5.    Despite their name, figs are actually flowers, not fruits. Also, they're upside-down blossoms, which is even cooler. The edible fruit of fig trees begins as a flower that develops inside a pod.

6.    Almonds are actually the seeds of an almond fruit, not nuts! Truly nutty treats are tree-borne fruits that have dried, hardened, and encased a single seed. Keep this in mind the next time you grab a bag of mixed nuts: more often than not, you're actually snacking on a combination of seeds and legumes.

7.    Pineapples are unrelated to pine. The pineapple got its name from the first European explorers to see one and mistake it for a pinecone.

8.    Almost all of the wasabi sold in grocery stores is actually horseradish. The production of authentic wasabi is time-consuming and costly. Most commercially available "wasabi" is actually horseradish that has been dyed and 

9.    You can't call white chocolate "chocolate." White chocolate doesn't actually contain any chocolate, despite its misleading name.
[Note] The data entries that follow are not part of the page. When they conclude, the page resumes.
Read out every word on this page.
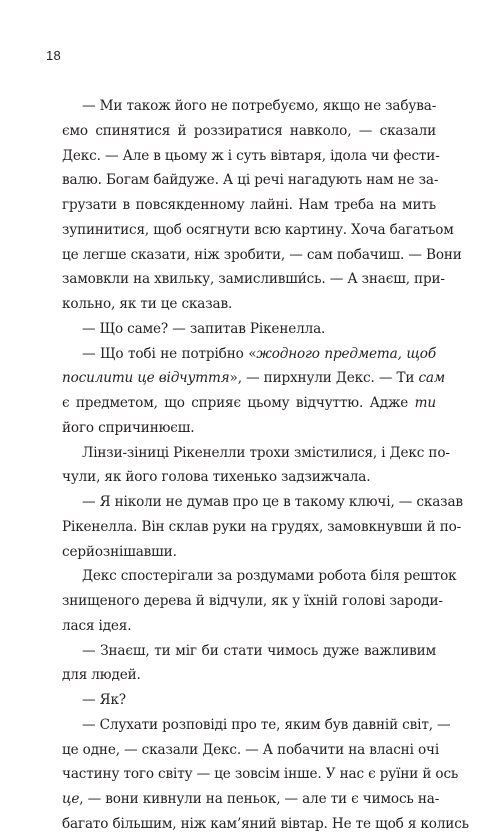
18
— Ми також його не потребуємо, якщо не забува-
ємо спинятися й роззиратися навколо, — сказали
Декс. — Але в цьому ж і суть вівтаря, ідола чи фести-
валю. Богам байдуже. А ці речі нагадують нам не за-
грузати в повсякденному лайні. Нам треба на мить
зупинитися, щоб осягнути всю картину. Хоча багатьом
це легше сказати, ніж зробити, — сам побачиш. — Вони
замовкли на хвильку, замисливши́сь. — А знаєш, при-
кольно, як ти це сказав.
— Що саме? — запитав Рікенелла.
— Що тобі не потрібно «жодного предмета, щоб
посилити це відчуття», — пирхнули Декс. — Ти сам
є предметом, що сприяє цьому відчуттю. Адже ти
його спричинюєш.
Лінзи-зіниці Рікенелли трохи змістилися, і Декс по-
чули, як його голова тихенько задзижчала.
— Я ніколи не думав про це в такому ключі, — сказав
Рікенелла. Він склав руки на грудях, замовкнувши й по-
серйознішавши.
Декс спостерігали за роздумами робота біля решток
знищеного дерева й відчули, як у їхній голові зароди-
лася ідея.
— Знаєш, ти міг би стати чимось дуже важливим
для людей.
— Як?
— Слухати розповіді про те, яким був давній світ, —
це одне, — сказали Декс. — А побачити на власні очі
частину того світу — це зовсім інше. У нас є руїни й ось
це, — вони кивнули на пеньок, — але ти є чимось на-
багато більшим, ніж кам’яний вівтар. Не те щоб я колись
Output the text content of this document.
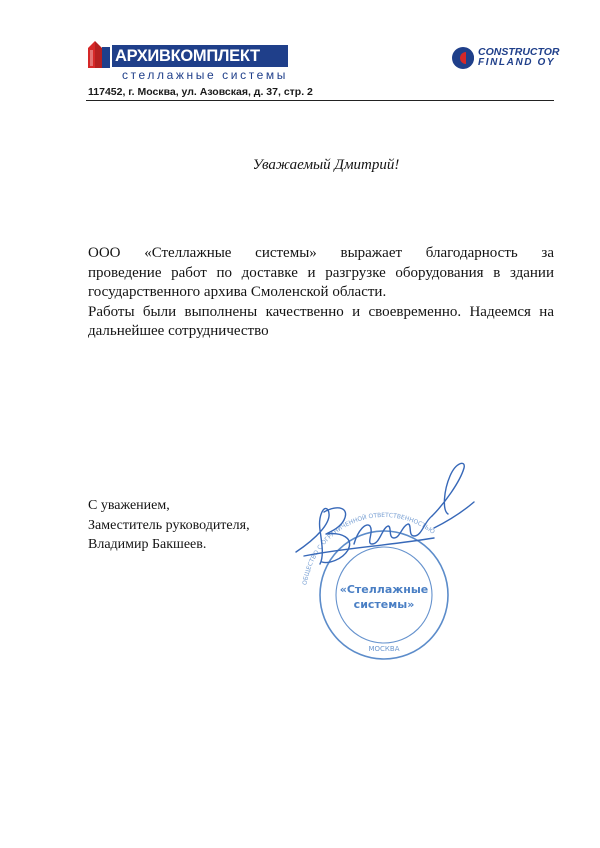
АРХИВКОМПЛЕКТ
стеллажные системы
CONSTRUCTOR
FINLAND OY
117452, г. Москва, ул. Азовская, д. 37, стр. 2
Уважаемый Дмитрий!

ООО «Стеллажные системы» выражает благодарность за

проведение работ по доставке и разгрузке оборудования в здании

государственного архива Смоленской области.

Работы были выполнены качественно и своевременно. Надеемся на

дальнейшее сотрудничество

С уважением,
Заместитель руководителя,
Владимир Бакшеев.
ОБЩЕСТВО С ОГРАНИЧЕННОЙ ОТВЕТСТВЕННОСТЬЮ
«Стеллажные
системы»
МОСКВА
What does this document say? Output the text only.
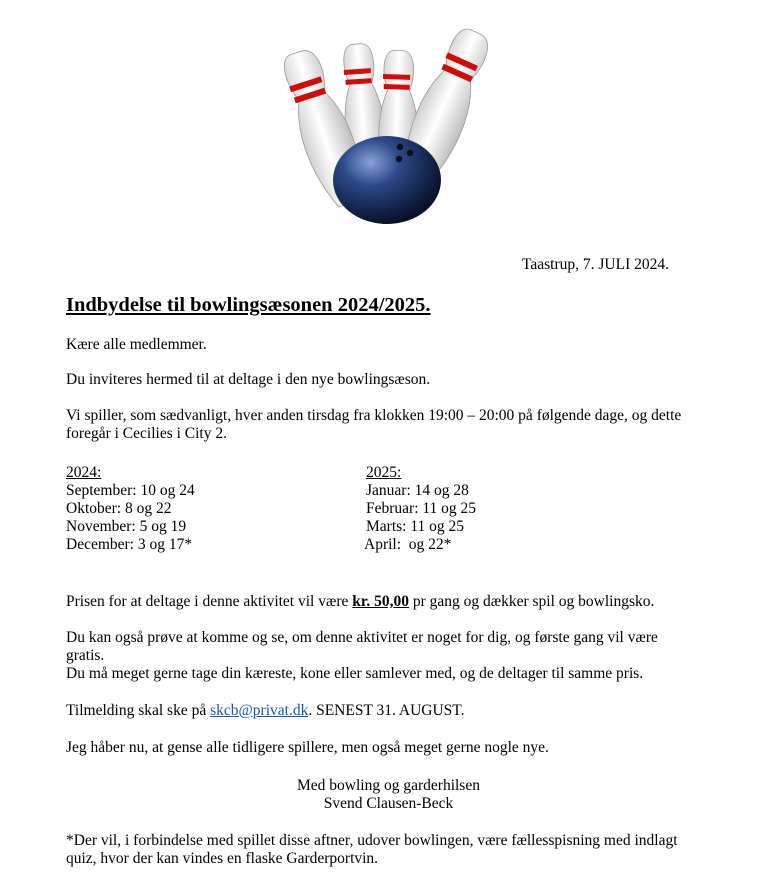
Taastrup, 7. JULI 2024.
Indbydelse til bowlingsæsonen 2024/2025.
Kære alle medlemmer.
Du inviteres hermed til at deltage i den nye bowlingsæson.
Vi spiller, som sædvanligt, hver anden tirsdag fra klokken 19:00 – 20:00 på følgende dage, og dette
foregår i Cecilies i City 2.
2024:
September: 10 og 24
Oktober: 8 og 22
November: 5 og 19
December: 3 og 17*
2025:
Januar: 14 og 28
Februar: 11 og 25
Marts: 11 og 25
April:  og 22*
Prisen for at deltage i denne aktivitet vil være kr. 50,00 pr gang og dækker spil og bowlingsko.
Du kan også prøve at komme og se, om denne aktivitet er noget for dig, og første gang vil være
gratis.
Du må meget gerne tage din kæreste, kone eller samlever med, og de deltager til samme pris.
Tilmelding skal ske på skcb@privat.dk. SENEST 31. AUGUST.
Jeg håber nu, at gense alle tidligere spillere, men også meget gerne nogle nye.
Med bowling og garderhilsen
Svend Clausen-Beck
*Der vil, i forbindelse med spillet disse aftner, udover bowlingen, være fællesspisning med indlagt
quiz, hvor der kan vindes en flaske Garderportvin.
It's just a combination of sugar, milk, vanilla, lecithin, cocoa butter, and other 

10.    American cheese is not American. Most people associate processed cheese with the United States, but it was actually developed in Switzerland. In 1911, Waltz Gerber and Fritz Stettler came up with the idea to create a preservative that would allow the product to be stored for longer before being shipped overseas.

11.    The quality of the water has nothing to do with the expiration date printed on the bottle. While the water itself has no expiration date, the bottle it comes in does. After some time, plastic water bottles will begin to leach harmful substances into the water supply.

12.    Despite popular belief, French fries were actually invented in Belgium, not France. Legend has it that American soldiers in Belgium during World War I stumbled upon this tasty potato dish and dubbed them "French" fries because the spoken language in southern Belgium is French.

13.    Orange juice is one of the main ingredients in Mountain Dew, a widely consumed soft drink. The orange juice comes in third on the ingredient list, after carbonated water and high fructose corn syrup, despite the fact that the drink tastes like a lemon-lime soda. Furthermore, artificial citrus flavors like those found in Mountain Dew and even some flavors of Gatorade rely on brominated vegetable oil as a key ingredient, which acts as a stabilizer and is responsible for the slightly cloudy appearance of these drinks.

14.    In terms of quality and refinement, brown sugar is identical to white sugar. The only difference is that some of the molasses that is lost during the refining process is added back in. Brown sugar may have a few more minerals than white sugar, but it still isn't the "healthier" option.

15.    The origins of fortune cookies lie outside of China. Even though they're so commonly associated with China, fortune cookies actually originated on another continent. The cookie may have been invented in 1918 by David Jung, a Chinese immigrant who settled in Los Angeles and established the Hong Kong Noodle Company. Because he felt bad about the homeless people hanging around his store, he baked these cookies and gave them away for free.

16.    Tomatoes are classified as fruits rather than vegetables. According to botanists, fruit is the product of a flower's fertilized ovary. Tomatoes, pumpkins, cucumbers, peppers, eggplants, corn cobs, bean and pea pods, and their ilk are all fruits. In terms of their nutritional value and culinary versatility, however, tomatoes are classified as vegetables.

It's easy to assume that the foods we eat are what they seem to be, but this is rarely the case. These misunderstood food facts can be a great source of laughs, and they remind us to keep an open mind. You never know what hidden stories and histories might be lurking behind those ingredients!